A retrospective study included 31 patients suffering from Arnold's neuralgia and having undergone a total of 45 CT-guided infiltrations of the greater occipital nerve (GON), in a proximal site (emergence of the GON, technique 1, n = 24) or in two proximal sites (emergence of the GON and at the site of the first bend of the GON drawn by the GON, technique 2, n = 21). Infiltration was considered to be effective when pain relief was equal to or greater than 50% for at least 1 month.
There was no significant difference between the two techniques regarding immediate pain relief effect (53.3% for technique 1 vs. 60.5% for technique 2, p = 0.5), but technique 2 yielded better persistence of pain relief effect (p = 0.01), leading to a significantly higher percentage of effective infiltrations with technique 2 (p = 0.03).
Infiltrations carried out in a single site yield results that are comparable to those previously published. Infiltrations in two sites provide significantly better results and should now be preferred to other single-site techniques in order to reduce the rate of failure or recurrence of Arnold's neuralgia.

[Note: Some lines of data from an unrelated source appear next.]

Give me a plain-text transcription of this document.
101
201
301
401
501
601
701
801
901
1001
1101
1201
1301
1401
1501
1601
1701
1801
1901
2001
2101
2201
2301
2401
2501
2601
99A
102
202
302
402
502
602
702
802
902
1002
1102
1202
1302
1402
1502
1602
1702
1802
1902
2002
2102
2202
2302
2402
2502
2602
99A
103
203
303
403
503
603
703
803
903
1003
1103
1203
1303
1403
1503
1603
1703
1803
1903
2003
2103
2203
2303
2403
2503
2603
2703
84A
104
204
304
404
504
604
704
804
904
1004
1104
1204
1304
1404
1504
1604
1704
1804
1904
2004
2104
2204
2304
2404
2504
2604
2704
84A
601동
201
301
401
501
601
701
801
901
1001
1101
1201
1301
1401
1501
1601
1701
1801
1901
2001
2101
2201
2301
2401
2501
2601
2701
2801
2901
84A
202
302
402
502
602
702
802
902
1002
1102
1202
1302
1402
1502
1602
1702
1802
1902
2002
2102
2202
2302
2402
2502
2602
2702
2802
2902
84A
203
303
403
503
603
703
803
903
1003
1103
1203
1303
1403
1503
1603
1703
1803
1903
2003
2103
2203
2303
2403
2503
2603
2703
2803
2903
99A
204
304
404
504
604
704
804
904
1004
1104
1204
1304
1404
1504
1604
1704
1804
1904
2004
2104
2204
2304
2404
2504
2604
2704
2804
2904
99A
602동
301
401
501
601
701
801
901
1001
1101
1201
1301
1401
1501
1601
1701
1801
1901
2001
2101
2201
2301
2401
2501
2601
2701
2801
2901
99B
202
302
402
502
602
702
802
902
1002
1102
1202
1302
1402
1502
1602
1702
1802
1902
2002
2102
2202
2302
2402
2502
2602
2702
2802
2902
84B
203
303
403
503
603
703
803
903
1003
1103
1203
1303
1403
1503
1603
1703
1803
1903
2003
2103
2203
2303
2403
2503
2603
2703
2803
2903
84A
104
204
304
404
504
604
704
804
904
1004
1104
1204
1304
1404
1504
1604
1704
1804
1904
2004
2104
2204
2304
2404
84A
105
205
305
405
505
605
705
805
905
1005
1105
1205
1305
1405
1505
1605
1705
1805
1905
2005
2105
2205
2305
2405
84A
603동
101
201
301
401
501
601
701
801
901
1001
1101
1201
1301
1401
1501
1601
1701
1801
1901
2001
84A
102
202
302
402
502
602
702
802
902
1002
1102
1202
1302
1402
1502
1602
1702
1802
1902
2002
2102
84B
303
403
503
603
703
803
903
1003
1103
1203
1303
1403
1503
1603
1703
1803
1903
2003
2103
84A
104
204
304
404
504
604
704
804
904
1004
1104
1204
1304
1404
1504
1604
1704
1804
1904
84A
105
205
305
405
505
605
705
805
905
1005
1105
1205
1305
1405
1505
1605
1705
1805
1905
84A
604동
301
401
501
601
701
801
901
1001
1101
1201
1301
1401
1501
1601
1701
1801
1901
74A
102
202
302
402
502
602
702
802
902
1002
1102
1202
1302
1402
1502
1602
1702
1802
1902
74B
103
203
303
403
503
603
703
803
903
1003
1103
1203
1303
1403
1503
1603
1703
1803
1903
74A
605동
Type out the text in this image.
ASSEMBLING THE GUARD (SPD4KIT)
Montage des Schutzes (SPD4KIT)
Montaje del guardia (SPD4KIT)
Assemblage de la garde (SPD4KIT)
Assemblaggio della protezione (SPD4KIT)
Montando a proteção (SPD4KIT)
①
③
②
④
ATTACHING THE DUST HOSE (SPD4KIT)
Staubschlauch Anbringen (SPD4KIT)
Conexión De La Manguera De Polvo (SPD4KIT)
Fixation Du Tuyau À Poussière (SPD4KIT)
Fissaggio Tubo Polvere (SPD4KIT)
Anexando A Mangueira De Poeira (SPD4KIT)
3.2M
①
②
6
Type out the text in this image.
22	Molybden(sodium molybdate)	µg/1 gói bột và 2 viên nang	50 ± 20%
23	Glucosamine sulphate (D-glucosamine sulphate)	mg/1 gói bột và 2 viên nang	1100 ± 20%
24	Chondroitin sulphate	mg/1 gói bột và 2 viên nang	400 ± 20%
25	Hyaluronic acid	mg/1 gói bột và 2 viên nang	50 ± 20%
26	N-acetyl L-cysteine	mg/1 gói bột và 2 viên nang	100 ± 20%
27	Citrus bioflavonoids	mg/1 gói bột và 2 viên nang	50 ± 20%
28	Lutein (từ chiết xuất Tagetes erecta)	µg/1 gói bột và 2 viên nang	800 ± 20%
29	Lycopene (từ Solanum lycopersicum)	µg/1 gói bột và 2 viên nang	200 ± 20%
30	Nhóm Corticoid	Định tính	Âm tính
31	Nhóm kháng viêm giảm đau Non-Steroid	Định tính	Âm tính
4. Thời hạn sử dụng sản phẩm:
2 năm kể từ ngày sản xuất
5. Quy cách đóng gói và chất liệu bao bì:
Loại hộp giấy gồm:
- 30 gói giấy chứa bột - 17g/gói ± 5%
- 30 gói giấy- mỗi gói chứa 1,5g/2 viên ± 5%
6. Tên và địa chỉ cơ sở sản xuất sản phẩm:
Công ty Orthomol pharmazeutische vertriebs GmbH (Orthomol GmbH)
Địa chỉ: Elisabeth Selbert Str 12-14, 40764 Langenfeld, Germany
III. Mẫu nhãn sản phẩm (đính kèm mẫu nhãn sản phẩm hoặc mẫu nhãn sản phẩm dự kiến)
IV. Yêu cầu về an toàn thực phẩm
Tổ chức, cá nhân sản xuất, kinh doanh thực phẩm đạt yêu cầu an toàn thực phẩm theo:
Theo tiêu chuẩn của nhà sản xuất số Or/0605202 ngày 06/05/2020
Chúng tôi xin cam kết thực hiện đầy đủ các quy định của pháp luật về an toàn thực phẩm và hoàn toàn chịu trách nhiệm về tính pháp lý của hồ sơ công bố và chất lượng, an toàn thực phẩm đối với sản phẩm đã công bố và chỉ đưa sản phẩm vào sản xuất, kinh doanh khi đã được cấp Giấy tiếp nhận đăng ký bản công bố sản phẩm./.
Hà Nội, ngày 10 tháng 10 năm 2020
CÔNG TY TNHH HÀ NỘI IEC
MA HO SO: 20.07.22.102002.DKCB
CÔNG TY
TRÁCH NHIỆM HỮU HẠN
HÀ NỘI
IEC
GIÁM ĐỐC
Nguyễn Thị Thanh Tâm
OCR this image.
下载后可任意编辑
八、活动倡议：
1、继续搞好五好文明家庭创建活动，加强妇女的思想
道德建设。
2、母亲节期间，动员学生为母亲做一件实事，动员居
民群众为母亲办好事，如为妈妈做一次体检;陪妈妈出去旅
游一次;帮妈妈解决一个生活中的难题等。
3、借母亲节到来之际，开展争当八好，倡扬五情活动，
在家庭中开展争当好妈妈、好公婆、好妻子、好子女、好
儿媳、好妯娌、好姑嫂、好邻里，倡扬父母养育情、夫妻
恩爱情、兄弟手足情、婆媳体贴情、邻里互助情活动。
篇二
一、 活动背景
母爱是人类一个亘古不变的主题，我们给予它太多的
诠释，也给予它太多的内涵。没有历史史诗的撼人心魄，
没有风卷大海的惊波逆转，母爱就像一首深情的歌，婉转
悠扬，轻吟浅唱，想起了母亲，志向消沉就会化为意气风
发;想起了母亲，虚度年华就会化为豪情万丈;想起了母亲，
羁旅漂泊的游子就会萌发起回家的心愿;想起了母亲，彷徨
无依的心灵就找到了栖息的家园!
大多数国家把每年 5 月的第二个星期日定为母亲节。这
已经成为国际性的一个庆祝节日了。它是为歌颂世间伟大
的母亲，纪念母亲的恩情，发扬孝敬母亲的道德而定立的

本研究旨在评估计算机断层扫描(CT)引导下浸润治疗阿诺德神经痛的有效性。
一项回顾性研究纳入了31例患有阿诺德神经痛且总共接受了45次CT引导下枕大神经(GON)浸润的患者,浸润部位为近端(GON穿出点,技术1,n = 24)或两个近端部位(GON穿出点以及由GON绘制的GON第一个弯曲处,技术2,n = 21)。当疼痛缓解至少持续1个月且缓解程度等于或大于50%时,浸润被认为是有效的。
两种技术在即时疼痛缓解效果方面无显著差异(技术1为53.3%,技术2为60.5%,p = 0.5),但技术2在疼痛缓解效果的持续性方面更好(p = 0.01),导致技术2的有效浸润百分比显著更高(p = 0.03)。
在单一部位进行的浸润产生的结果与先前发表的结果相当。在两个部位进行浸润可提供明显更好的结果,为降低阿诺德神经痛的失败率或复发率,现在应优先于其他单部位技术。